Wenn Microsoft, Amazon oder Google morgen Preise anpassen, KI-Funktionen einschränken oder regionale Compliance-Modelle verändern, hat Europa exakt dieselbe Handlungsfreiheit wie ein Hausbesitzer, dessen Heizung plötzlich an jemanden vermietet wurde, den er nicht kennt: nämlich keine.


Anonymous meldet sich zu Wort – natürlich

In meinem Kopf taucht in solchen Momenten immer diese ikonische Maske auf. Anonymous.
Die Figur, die längst zu einem kulturellen Archetypen der digitalen Mahnung geworden ist.

Ich stelle mir vor, wie sie sich zurücklehnt, die Arme verschränkt und trocken sagt:

„Ihr wollt digitale Souveränität?
Dann hört auf, digitale Abhängigkeit als Fortschritt zu verkaufen.“

Es ist dieser Satz, der wie ein forensischer Schlag in die Magengrube trifft. Direkt, unfreundlich, aber wahr. Denn Europas digitale Ambitionen wirken oft wie PowerPoint-Schach: schön visualisiert, aber ohne echte Figuren auf dem Brett.
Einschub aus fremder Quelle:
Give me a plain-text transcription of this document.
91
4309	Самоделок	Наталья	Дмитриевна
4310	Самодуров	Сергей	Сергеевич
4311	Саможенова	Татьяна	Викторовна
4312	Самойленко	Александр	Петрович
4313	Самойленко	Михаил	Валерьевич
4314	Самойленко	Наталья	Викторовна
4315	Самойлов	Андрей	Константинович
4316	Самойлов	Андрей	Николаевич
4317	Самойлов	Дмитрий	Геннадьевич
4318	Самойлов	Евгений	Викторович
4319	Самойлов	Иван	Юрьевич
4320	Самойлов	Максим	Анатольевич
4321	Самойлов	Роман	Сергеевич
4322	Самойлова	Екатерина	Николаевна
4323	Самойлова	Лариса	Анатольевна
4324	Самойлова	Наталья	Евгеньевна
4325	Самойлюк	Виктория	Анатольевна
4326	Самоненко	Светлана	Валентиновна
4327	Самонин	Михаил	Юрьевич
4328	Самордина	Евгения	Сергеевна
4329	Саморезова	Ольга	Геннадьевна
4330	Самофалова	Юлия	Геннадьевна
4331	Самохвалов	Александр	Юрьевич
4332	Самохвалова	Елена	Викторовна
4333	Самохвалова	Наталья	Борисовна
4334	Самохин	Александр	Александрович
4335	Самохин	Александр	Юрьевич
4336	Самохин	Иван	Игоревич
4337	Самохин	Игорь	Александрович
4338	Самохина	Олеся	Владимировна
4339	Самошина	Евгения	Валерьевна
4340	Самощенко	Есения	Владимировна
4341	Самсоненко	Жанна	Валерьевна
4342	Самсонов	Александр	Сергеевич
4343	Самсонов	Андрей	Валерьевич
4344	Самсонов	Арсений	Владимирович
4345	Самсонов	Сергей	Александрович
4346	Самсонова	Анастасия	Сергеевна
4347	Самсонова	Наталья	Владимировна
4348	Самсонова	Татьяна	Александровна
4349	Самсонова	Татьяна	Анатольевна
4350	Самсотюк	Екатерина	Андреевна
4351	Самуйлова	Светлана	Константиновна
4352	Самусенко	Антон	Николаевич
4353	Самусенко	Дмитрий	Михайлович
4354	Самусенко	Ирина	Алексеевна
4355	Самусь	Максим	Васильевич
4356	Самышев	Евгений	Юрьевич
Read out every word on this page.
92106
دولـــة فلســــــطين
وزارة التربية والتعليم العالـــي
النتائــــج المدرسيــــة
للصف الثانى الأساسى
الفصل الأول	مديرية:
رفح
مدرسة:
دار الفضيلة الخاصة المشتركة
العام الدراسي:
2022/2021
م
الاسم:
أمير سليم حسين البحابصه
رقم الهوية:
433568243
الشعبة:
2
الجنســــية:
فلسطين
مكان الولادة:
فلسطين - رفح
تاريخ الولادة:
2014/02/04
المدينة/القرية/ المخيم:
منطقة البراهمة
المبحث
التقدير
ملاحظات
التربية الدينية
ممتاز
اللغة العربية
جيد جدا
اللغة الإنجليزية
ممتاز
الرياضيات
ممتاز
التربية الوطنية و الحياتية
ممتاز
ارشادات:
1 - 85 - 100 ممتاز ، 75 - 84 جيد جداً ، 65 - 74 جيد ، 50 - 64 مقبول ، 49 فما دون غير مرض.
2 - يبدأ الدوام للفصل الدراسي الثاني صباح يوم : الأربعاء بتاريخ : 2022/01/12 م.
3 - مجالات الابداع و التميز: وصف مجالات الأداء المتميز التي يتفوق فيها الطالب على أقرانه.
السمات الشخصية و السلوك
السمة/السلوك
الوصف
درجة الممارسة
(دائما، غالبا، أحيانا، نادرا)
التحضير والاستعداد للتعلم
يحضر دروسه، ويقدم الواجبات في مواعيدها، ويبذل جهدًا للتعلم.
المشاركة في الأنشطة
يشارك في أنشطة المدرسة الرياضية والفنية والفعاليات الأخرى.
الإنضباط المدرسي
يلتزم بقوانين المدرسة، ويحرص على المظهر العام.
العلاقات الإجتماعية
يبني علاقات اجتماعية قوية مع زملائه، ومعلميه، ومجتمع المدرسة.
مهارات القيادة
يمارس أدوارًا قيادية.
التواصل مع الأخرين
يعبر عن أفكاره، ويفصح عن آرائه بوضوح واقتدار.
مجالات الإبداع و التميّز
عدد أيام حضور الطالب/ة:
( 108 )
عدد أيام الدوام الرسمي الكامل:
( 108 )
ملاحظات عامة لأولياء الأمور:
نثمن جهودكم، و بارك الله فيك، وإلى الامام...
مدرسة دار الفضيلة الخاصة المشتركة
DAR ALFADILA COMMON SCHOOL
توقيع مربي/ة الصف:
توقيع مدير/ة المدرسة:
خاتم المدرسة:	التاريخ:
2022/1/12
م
Bereits heute laufen unsere Verwaltung, unsere Industrie, unsere Start-ups, unsere KI-Forschung und sogar unsere Sicherheitsbehörden über dieselben drei Hyperscaler. Ein einziger technischer Single Point of Failure, verteilt über drei US-Konzerne.


Die eigentliche Frage

Man kann den gesamten Diskurs auf eine einzige Frage reduzieren – und sie ist so simpel wie brutal:

Wenn uns bereits der Ausfall russischer Energie destabilisiert hat, warum glauben wir, dass uns der Ausfall US-amerikanischer Cloud-Infrastruktur verschonen würde?

Es ist dieselbe Logik, dieselbe Abhängigkeit, dieselbe Verwundbarkeit – nur in digitaler Form.
Und sie wirkt leiser. Unsichtbarer. Perfider.

Europa spricht von Souveränität, während es längst importiert: Rechenleistung, Plattformen, KI-Modelle, Skalierung.
Wir reden von Innovation, während wir im Kern Infrastruktur mieten, die andere gebaut haben.
Wir reden von Resilienz, während wir betriebliche Grundversorgung outsourcen.


Was jetzt? Keine Romantik, bitte.

Natürlich könnten wir eine europäische Alternative aufbauen.
Die Frage ist nicht ob das möglich ist – sondern ob wir es wollen.
Und ob wir bereit sind, dafür drei unangenehme Wahrheiten zu akzeptieren:

  1. Infrastruktur entsteht nicht durch PDFs, sondern durch Milliardeninvestitionen und Geschwindigkeit.
  2. Souveränität braucht Technologie, nicht nur Regulierung.
  3. Wer seine Daten-Infrastruktur nicht besitzt, besitzt in Zukunft gar nichts.

Daten waren nie das neue Öl.
Infrastruktur ist das neue Öl.
Und Hyperscaler besitzen bereits die Förderanlagen, Leitungen, Raffinerien und die globale Logistik.

Europa hält den Kanister.

Die Frage ist, wie lange wir noch glauben wollen, dass das reicht.